Rosyjskie oświadczenie wywołuje przerażenie na całym świecie, pisze z kolei szwedzki dziennik „Svenska Dagbladet”. Naukowcy pytają, jaką skuteczność ma szczepionka przetestowana jedynie na 80 osobach? Do próbnego podania szczepionki tylu ochotnikom przyznał się Moskiewski Instytut Wirusologii pracujący nad preparatem.

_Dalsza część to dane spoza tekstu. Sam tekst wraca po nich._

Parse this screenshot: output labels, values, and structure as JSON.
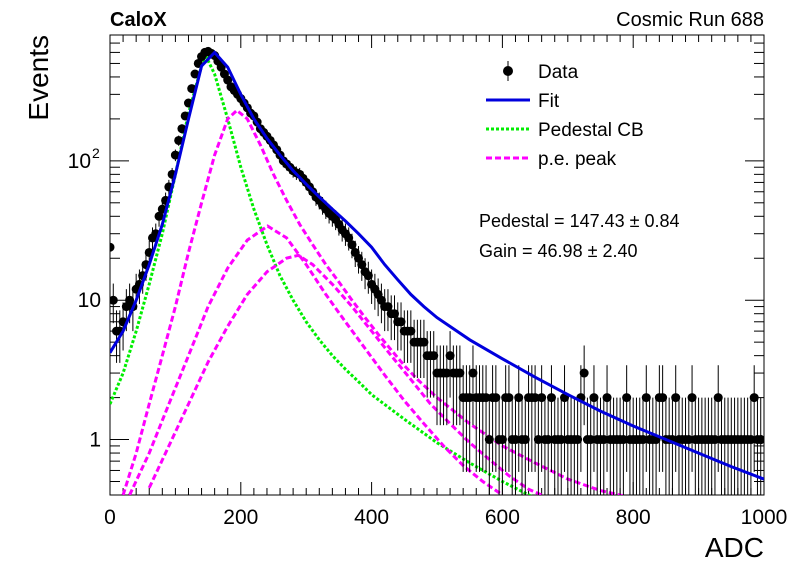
{
  "chart_data": {
    "type": "scatter",
    "title_left": "CaloX",
    "title_right": "Cosmic Run 688",
    "xlabel": "ADC",
    "ylabel": "Events",
    "xlim": [
      0,
      1000
    ],
    "ylim": [
      0.4,
      800
    ],
    "yscale": "log",
    "x_ticks": [
      "0",
      "200",
      "400",
      "600",
      "800",
      "1000"
    ],
    "y_ticks": [
      {
        "value": 1,
        "label": "1"
      },
      {
        "value": 10,
        "label": "10"
      },
      {
        "value": 100,
        "label": "10",
        "exponent": "2"
      }
    ],
    "grid": false,
    "legend_position": "top-right",
    "legend": [
      {
        "label": "Data",
        "style": "marker",
        "color": "#000000"
      },
      {
        "label": "Fit",
        "style": "solid",
        "color": "#0000dd"
      },
      {
        "label": "Pedestal CB",
        "style": "dotted",
        "color": "#00ee00"
      },
      {
        "label": "p.e. peak",
        "style": "dashed",
        "color": "#ff00ff"
      }
    ],
    "annotations": [
      {
        "text": "Pedestal = 147.43 ± 0.84"
      },
      {
        "text": "Gain = 46.98 ± 2.40"
      }
    ],
    "fit_parameters": {
      "pedestal": 147.43,
      "pedestal_err": 0.84,
      "gain": 46.98,
      "gain_err": 2.4
    },
    "series": [
      {
        "name": "Data",
        "style": "points",
        "color": "#000000",
        "x": [
          0,
          5,
          10,
          15,
          20,
          25,
          30,
          35,
          40,
          45,
          50,
          55,
          60,
          65,
          70,
          75,
          80,
          85,
          90,
          95,
          100,
          105,
          110,
          115,
          120,
          125,
          130,
          135,
          140,
          145,
          150,
          155,
          160,
          165,
          170,
          175,
          180,
          185,
          190,
          195,
          200,
          205,
          210,
          215,
          220,
          225,
          230,
          235,
          240,
          245,
          250,
          255,
          260,
          265,
          270,
          275,
          280,
          285,
          290,
          295,
          300,
          305,
          310,
          315,
          320,
          325,
          330,
          335,
          340,
          345,
          350,
          355,
          360,
          365,
          370,
          375,
          380,
          385,
          390,
          395,
          400,
          405,
          410,
          415,
          420,
          425,
          430,
          435,
          440,
          445,
          450,
          455,
          460,
          465,
          470,
          475,
          480,
          485,
          490,
          495,
          500,
          505,
          510,
          515,
          520,
          525,
          530,
          535,
          540,
          545,
          550,
          555,
          560,
          565,
          570,
          575,
          580,
          585,
          590,
          595,
          600,
          605,
          610,
          615,
          620,
          625,
          630,
          635,
          640,
          645,
          650,
          655,
          660,
          665,
          670,
          675,
          680,
          685,
          690,
          695,
          700,
          705,
          710,
          715,
          720,
          725,
          730,
          735,
          740,
          745,
          750,
          755,
          760,
          765,
          770,
          775,
          780,
          785,
          790,
          795,
          800,
          805,
          810,
          815,
          820,
          825,
          830,
          835,
          840,
          845,
          850,
          855,
          860,
          865,
          870,
          875,
          880,
          885,
          890,
          895,
          900,
          905,
          910,
          915,
          920,
          925,
          930,
          935,
          940,
          945,
          950,
          955,
          960,
          965,
          970,
          975,
          980,
          985,
          990,
          995
        ],
        "y": [
          24,
          10,
          6,
          6,
          7,
          9,
          10,
          9,
          12,
          13,
          15,
          18,
          22,
          28,
          30,
          40,
          45,
          52,
          65,
          80,
          110,
          140,
          170,
          210,
          260,
          330,
          420,
          500,
          560,
          600,
          610,
          590,
          570,
          520,
          470,
          420,
          380,
          340,
          320,
          300,
          280,
          260,
          240,
          220,
          210,
          190,
          170,
          160,
          150,
          140,
          130,
          120,
          110,
          100,
          95,
          90,
          85,
          82,
          80,
          75,
          70,
          65,
          60,
          55,
          52,
          48,
          45,
          42,
          40,
          38,
          35,
          32,
          30,
          28,
          25,
          22,
          20,
          18,
          16,
          15,
          13,
          12,
          11,
          10,
          9,
          9,
          8,
          8,
          7,
          7,
          6,
          6,
          6,
          5,
          5,
          5,
          5,
          4,
          4,
          4,
          3,
          3,
          3,
          3,
          4,
          3,
          3,
          3,
          2,
          2,
          2,
          3,
          2,
          2,
          2,
          2,
          1,
          2,
          2,
          1,
          1,
          2,
          2,
          1,
          1,
          2,
          1,
          1,
          2,
          2,
          2,
          1,
          2,
          1,
          1,
          2,
          1,
          1,
          1,
          2,
          1,
          1,
          1,
          1,
          2,
          3,
          1,
          1,
          2,
          1,
          1,
          1,
          2,
          1,
          1,
          1,
          1,
          1,
          2,
          1,
          1,
          1,
          1,
          1,
          2,
          1,
          1,
          1,
          2,
          2,
          1,
          1,
          1,
          2,
          1,
          1,
          1,
          1,
          2,
          1,
          1,
          1,
          1,
          1,
          1,
          1,
          2,
          1,
          1,
          1,
          1,
          1,
          1,
          1,
          1,
          1,
          1,
          2,
          1,
          1
        ]
      },
      {
        "name": "Fit",
        "style": "solid",
        "color": "#0000dd",
        "x": [
          0,
          20,
          40,
          60,
          80,
          100,
          120,
          140,
          160,
          180,
          200,
          220,
          240,
          260,
          280,
          300,
          320,
          340,
          360,
          380,
          400,
          420,
          440,
          460,
          480,
          500,
          550,
          600,
          650,
          700,
          750,
          800,
          850,
          900,
          950,
          1000
        ],
        "y": [
          4.2,
          6,
          10,
          18,
          35,
          80,
          200,
          480,
          600,
          470,
          300,
          200,
          145,
          110,
          85,
          68,
          55,
          45,
          37,
          30,
          24,
          18,
          14,
          11,
          9,
          7.5,
          5.2,
          3.8,
          2.8,
          2.1,
          1.6,
          1.25,
          1,
          0.8,
          0.64,
          0.52
        ]
      },
      {
        "name": "Pedestal CB",
        "style": "dotted",
        "color": "#00ee00",
        "x": [
          0,
          20,
          40,
          60,
          80,
          100,
          120,
          140,
          147,
          160,
          180,
          200,
          220,
          240,
          260,
          280,
          300,
          320,
          340,
          360,
          380,
          400,
          450,
          500,
          550,
          600,
          650,
          700
        ],
        "y": [
          1.8,
          3,
          6,
          13,
          30,
          80,
          220,
          480,
          560,
          420,
          200,
          90,
          45,
          25,
          15,
          10,
          7,
          5.2,
          4,
          3.2,
          2.6,
          2.1,
          1.4,
          0.95,
          0.68,
          0.5,
          0.38,
          0.3
        ]
      },
      {
        "name": "p.e. peak 1",
        "style": "dashed",
        "color": "#ff00ff",
        "x": [
          20,
          40,
          60,
          80,
          100,
          120,
          140,
          160,
          180,
          194,
          210,
          230,
          250,
          270,
          290,
          310,
          330,
          350,
          370,
          390,
          410,
          430,
          450,
          470,
          500,
          550,
          600,
          650,
          700,
          750,
          800,
          850
        ],
        "y": [
          0.4,
          0.8,
          1.8,
          4,
          9,
          22,
          50,
          110,
          200,
          230,
          200,
          130,
          80,
          52,
          35,
          25,
          18,
          13.5,
          10,
          7.5,
          5.7,
          4.4,
          3.4,
          2.7,
          2,
          1.3,
          0.9,
          0.68,
          0.52,
          0.43,
          0.38,
          0.35
        ]
      },
      {
        "name": "p.e. peak 2",
        "style": "dashed",
        "color": "#ff00ff",
        "x": [
          30,
          60,
          90,
          120,
          150,
          180,
          210,
          241,
          270,
          300,
          330,
          360,
          390,
          420,
          450,
          480,
          510,
          540,
          570,
          600
        ],
        "y": [
          0.4,
          0.8,
          1.8,
          4,
          9,
          17,
          27,
          34,
          28,
          18,
          11,
          7,
          4.5,
          2.9,
          1.9,
          1.3,
          0.9,
          0.65,
          0.5,
          0.4
        ]
      },
      {
        "name": "p.e. peak 3",
        "style": "dashed",
        "color": "#ff00ff",
        "x": [
          60,
          90,
          120,
          150,
          180,
          210,
          240,
          270,
          288,
          310,
          340,
          370,
          400,
          430,
          460,
          490,
          520,
          550,
          580,
          610,
          640,
          660
        ],
        "y": [
          0.45,
          0.9,
          1.8,
          3.6,
          6.5,
          11,
          16,
          20,
          21,
          18,
          13,
          9,
          6,
          4,
          2.7,
          1.8,
          1.3,
          0.95,
          0.72,
          0.55,
          0.44,
          0.4
        ]
      }
    ]
  }
}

Drugą wątpliwość wywołuje fakt, że Rosja bada skuteczność szczepionki na armii, co stawia pytanie o dobrowolny udział żołnierzy w testach?
Według profesora Matti Sällberga ze szwedzkiego uniwersytetu medycznego Karolinska Institutet, największy niepokój wywołują możliwe efekty uboczne niesprawdzonej szczepionki.
Preparat, którego prawidłowo nie przetestowano w trzeciej, najważniejszej fazie klinicznej, a tak chcą zrobić Rosjanie, może być groźny dla zdrowia i życia ludności, ocenia szwedzki biolog.
– Ból, wysoka gorączka, paraliż – z takimi następstwami mogą się spotkać zaszczepieni mieszkańcy Rosji. – Mogą wystąpić dużo poważniejsze skutki, takie jak trwała narkolepsja (niekontrolowana senność dzienna), szczególnie u młodzieży i dzieci – przestrzega szwedzki uczony.
Zdaniem „Svenska Dagbladet”, największe niebezpieczeństwo planu masowej immunizacji niesprawdzonym preparatem kryje się w globalnym podważeniu zaufania do innych szczepionek przeciwko Covid-19.
– Jeśli rosyjski preparat okaże się nieskuteczny, cały świat zacznie pytać, dlaczego rządy akceptują bezużyteczne środki, groźne dla życia milionów ludzi? – wnioskuje profesor Matti Sällberg.